As we know above, memory locates and transmits data to the memory unit through electrical signals and current. The whole physical process is electrical change. If you want to read data from a disk, you must first determine the destination address (sector location) and then have the read/write head locate at the beginning of the sector.

Notice, how does the read/write header locate the target sector?

Through the structure of the disk disk we know, the first goal should be determined by controlling the driving arm Angle sector in which magnetic path, and then let the disk rotation Angle, makes the final target sector just parked in the read/write head directly, so we called a series of process of mechanical movement (so you know why a lot of people called the ordinary hard disk mechanical hard disk?) When the disk to do a lot of read and write operations, if the target data is distributed in different sectors on the disk surface, then the process requires the drive arm to constantly adjust the Angle, constantly rotating the disk, because of the mechanical process, so the disk read and write bottleneck appears here.

In the actual disk, there is often not just one disk, but multiple disks stacked vertically, as shown below:



Each disk has two faces, each with a read/write head, but this does not prevent us from understanding the disk read/write process with only one face.

Ok, so that’s the basic understanding of the structure of memory and disk. With that in mind I believe that going back to the first few questions in the article may provide a more fundamental explanation.
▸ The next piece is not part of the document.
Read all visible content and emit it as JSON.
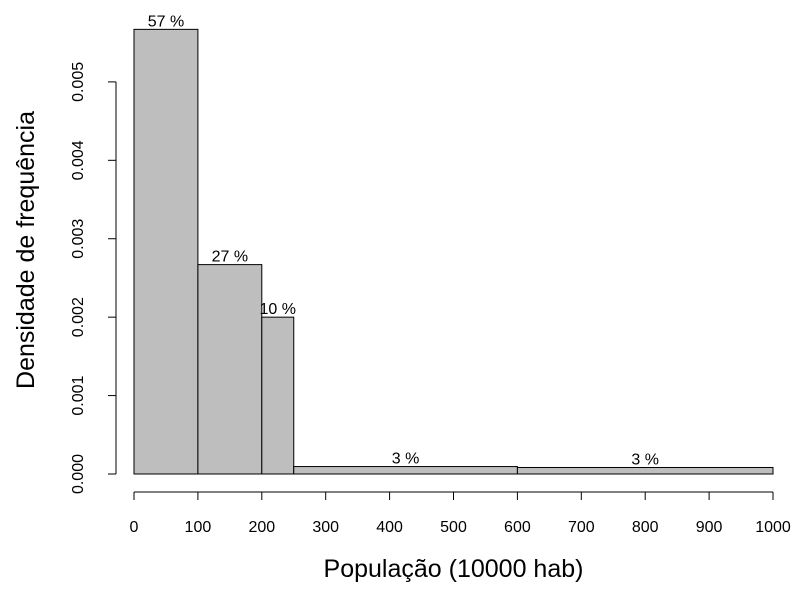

For example, memory storage is fast because this process is the process of electrical transmission, the speed of electricity is very fast, while the disk reading is a mechanical process, itself has great limitations; Disk capacity is large because the disk uses magnetic materials to store data and is suitable for storing data for a long time. At the same time, it also has low manufacturing cost and is relatively economical in the current environment. In addition, the disk has high memory cost and is suitable for the role of data cache. The large disk size is determined by the way the disk is constructed, there are multiple disk faces and transmission arms, which need to do mechanical movement, and then the fine disk also has certain space requirements.

In fact, share this theme, just want to give developers an experience, is sensitive to the cost of data storage. Today’s computer cpus are powerful, and the speed of computation is beyond our general understanding, but the speed of I/O is not greatly improved, which is where the processing bottleneck of many projects is now. From this understanding, we can recognize the physical process of frequently manipulating data from the disk, which automatically gives us a mental warning that mechanical movement is too slow. So a lot of the subsequent optimizations were really about reducing disk I/O, and that’s a topic that’s going to be talked about for a long time, no matter how awesome the technology.